Iran hawks step up pressure on Obama — some see echoes of Iraq
Yahoo / Zachary Roth
10-Nov-2010

"The theoreticians who called for war in Iraq as a way to stop Saddam acquiring weapons of mass destruction are at it again, with the same playbook," Joel Rubin of the liberal National Security Network told The Upshot.

[..]advocates of an aggressive foreign policy have long talked up the notion of an attack on Iran as a means of preventing the Islamic republic from acquiring a nuclear weapon [..] But with a weakened president, the effort to promote a military strike is "definitely going into a higher gear" of late, Matthew Duss of the liberal Center for American Progress told The Upshot.

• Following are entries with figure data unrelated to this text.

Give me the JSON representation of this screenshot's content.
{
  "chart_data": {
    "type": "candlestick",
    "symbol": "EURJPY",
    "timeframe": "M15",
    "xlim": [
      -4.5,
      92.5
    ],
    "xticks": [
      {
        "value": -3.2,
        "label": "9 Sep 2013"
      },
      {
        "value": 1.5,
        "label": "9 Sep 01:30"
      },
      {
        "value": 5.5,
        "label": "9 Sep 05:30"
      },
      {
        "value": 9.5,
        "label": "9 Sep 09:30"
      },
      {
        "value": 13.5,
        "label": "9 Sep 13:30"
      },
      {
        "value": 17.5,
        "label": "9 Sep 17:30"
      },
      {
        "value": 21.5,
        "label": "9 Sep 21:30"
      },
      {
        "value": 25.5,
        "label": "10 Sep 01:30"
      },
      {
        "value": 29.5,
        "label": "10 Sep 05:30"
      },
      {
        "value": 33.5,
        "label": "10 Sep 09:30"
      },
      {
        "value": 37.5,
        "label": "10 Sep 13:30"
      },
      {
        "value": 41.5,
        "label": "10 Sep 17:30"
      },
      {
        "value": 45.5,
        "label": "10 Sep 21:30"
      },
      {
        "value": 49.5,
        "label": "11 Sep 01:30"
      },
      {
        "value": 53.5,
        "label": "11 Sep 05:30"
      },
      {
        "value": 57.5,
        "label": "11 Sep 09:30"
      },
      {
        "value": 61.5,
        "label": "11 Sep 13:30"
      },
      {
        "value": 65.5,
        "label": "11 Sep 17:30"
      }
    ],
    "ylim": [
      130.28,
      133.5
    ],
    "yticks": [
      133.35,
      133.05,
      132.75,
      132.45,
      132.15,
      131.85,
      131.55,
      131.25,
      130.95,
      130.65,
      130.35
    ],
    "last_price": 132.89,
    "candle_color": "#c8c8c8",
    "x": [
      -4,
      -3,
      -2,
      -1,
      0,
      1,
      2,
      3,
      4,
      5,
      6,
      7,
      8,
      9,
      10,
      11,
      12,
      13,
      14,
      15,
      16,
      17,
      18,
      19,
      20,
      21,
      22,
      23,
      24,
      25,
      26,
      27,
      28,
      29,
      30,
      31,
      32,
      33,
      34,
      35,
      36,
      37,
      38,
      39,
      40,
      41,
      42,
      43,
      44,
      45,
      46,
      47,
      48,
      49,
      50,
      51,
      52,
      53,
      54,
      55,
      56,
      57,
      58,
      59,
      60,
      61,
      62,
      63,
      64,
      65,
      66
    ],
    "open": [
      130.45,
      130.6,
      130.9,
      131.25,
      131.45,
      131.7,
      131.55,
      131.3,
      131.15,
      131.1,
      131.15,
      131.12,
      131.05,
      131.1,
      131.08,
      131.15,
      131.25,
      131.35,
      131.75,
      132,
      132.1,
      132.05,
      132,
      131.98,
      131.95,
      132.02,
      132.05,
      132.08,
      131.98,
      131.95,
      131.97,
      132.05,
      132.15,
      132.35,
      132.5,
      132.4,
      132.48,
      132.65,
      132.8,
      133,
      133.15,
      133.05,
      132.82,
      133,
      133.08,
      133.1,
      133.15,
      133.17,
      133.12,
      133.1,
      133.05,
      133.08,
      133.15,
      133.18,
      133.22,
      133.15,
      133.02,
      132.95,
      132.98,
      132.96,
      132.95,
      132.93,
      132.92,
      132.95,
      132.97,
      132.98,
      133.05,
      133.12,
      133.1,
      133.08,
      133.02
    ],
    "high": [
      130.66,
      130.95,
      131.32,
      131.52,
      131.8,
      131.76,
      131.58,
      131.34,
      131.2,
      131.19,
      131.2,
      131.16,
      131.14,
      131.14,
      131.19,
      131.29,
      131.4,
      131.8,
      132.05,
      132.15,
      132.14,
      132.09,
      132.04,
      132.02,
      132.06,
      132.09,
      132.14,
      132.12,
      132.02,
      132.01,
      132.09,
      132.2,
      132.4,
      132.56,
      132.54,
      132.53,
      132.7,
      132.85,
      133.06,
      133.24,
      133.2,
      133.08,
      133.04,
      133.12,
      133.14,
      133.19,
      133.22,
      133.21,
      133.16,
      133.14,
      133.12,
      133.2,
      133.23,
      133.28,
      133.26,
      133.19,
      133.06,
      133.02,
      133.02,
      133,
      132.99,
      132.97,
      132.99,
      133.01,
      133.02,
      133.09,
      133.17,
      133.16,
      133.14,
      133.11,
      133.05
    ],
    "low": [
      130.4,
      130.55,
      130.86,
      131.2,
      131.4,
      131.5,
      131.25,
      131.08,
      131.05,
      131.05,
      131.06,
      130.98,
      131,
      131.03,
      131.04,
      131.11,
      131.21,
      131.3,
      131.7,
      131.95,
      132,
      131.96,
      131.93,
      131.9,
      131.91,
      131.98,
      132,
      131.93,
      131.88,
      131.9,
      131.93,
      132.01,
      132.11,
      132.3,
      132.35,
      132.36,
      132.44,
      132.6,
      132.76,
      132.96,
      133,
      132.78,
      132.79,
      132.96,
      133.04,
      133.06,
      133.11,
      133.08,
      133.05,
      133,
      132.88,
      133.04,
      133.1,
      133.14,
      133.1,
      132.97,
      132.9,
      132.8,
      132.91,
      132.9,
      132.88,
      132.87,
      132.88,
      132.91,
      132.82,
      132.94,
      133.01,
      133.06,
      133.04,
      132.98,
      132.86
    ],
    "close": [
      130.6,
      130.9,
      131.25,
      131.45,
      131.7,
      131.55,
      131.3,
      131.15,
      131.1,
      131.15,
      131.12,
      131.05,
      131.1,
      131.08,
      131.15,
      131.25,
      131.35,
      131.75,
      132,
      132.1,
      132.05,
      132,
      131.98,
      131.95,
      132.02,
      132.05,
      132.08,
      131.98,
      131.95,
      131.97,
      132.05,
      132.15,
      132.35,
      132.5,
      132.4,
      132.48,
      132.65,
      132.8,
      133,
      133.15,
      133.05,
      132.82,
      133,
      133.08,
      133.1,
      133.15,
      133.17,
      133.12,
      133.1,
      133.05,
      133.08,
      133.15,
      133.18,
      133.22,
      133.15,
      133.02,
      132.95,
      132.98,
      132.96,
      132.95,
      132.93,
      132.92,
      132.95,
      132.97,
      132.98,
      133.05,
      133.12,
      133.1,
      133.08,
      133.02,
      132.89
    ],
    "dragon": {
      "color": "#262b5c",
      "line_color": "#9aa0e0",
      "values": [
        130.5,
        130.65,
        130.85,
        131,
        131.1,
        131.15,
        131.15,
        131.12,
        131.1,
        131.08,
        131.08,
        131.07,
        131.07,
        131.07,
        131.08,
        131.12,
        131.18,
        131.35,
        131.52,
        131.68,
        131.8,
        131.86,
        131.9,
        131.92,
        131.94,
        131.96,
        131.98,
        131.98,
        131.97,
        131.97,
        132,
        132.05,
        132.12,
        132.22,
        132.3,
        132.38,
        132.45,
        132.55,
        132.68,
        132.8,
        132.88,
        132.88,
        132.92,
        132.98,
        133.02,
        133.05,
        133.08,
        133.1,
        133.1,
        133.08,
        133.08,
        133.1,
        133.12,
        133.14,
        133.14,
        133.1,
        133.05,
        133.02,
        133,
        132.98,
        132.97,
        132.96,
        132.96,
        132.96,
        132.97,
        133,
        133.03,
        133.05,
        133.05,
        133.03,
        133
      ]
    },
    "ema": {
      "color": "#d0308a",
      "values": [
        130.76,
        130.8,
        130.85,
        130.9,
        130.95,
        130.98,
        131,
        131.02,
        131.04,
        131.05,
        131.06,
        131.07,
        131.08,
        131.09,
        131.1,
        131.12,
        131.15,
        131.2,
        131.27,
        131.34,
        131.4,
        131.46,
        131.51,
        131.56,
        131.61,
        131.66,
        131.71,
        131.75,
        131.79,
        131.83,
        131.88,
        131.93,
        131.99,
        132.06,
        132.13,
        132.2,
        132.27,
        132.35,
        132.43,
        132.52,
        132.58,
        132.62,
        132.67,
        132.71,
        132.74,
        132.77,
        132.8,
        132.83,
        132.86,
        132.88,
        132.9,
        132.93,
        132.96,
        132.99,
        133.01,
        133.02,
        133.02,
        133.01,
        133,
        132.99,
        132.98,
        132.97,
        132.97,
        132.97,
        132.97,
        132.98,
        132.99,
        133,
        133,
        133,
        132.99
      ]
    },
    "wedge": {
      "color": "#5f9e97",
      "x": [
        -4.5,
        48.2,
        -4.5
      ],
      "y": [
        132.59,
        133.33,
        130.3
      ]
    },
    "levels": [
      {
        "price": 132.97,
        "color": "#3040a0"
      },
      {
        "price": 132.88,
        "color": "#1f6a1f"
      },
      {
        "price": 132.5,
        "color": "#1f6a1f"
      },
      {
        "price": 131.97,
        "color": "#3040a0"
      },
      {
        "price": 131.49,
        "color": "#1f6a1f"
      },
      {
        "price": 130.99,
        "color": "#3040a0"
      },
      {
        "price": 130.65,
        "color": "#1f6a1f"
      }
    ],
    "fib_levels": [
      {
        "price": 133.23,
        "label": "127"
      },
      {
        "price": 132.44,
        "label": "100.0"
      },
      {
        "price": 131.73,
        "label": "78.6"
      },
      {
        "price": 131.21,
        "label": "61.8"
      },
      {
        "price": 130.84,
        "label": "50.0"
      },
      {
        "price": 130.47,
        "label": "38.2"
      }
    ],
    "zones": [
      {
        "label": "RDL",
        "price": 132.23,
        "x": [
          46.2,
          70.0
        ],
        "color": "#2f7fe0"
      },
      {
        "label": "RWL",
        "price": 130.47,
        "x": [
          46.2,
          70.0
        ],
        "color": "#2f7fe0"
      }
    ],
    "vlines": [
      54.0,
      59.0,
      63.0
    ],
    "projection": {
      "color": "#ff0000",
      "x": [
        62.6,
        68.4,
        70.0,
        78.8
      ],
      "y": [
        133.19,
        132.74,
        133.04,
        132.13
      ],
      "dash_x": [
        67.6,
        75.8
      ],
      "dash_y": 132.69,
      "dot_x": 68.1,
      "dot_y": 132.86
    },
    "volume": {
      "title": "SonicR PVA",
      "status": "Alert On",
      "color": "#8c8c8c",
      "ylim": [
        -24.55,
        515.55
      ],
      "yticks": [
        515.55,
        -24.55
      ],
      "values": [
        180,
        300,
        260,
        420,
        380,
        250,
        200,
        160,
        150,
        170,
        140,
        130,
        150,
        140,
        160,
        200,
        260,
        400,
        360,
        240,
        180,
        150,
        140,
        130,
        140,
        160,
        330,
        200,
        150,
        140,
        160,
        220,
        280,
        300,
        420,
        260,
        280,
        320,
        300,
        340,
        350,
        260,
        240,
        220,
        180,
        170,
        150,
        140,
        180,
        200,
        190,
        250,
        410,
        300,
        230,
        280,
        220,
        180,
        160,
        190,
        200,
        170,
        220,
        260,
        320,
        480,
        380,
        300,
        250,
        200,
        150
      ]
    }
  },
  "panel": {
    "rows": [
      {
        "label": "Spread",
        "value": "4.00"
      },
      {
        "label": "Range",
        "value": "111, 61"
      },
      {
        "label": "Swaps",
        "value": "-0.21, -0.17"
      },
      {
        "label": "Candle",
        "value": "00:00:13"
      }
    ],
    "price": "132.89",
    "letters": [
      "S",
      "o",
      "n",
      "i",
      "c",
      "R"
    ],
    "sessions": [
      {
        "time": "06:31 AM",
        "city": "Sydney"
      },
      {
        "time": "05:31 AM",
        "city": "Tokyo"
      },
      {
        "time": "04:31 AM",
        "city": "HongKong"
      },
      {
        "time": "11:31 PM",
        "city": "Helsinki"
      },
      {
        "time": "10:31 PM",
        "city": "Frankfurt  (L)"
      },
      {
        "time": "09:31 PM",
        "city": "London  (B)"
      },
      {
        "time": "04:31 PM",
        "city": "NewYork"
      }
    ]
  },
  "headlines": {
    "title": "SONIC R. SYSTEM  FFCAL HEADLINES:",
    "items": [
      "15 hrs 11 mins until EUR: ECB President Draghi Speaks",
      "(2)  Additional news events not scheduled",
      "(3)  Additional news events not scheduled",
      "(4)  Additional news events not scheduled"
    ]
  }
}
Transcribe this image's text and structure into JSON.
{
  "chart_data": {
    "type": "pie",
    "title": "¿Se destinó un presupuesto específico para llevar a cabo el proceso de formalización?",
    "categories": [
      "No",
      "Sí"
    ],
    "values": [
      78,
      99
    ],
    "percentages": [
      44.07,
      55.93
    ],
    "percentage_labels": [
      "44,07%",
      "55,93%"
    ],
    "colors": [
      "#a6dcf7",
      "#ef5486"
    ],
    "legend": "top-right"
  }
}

During the 1990s, a well-connected group of neoconservative foreign policy thinkers, including Weekly Standard Editor Bill Kristol and Richard Perle, who would later chair the Defense Policy Advisory Board in the George W. Bush administration, worked with Republicans in Congress to pass the Iraq Liberation Act, making regime change in Iraq the official policy of the U.S. government. The legislation wasn't aimed at spurring then-President Clinton to launch an invasion -- there was little chance of that. Instead, the idea was to give the goal of regime change long-term momentum and a bipartisan veneer, since the law was signed by a Democratic president. That helped pave the way once the country had a Republican president more likely to sign off on an invasion.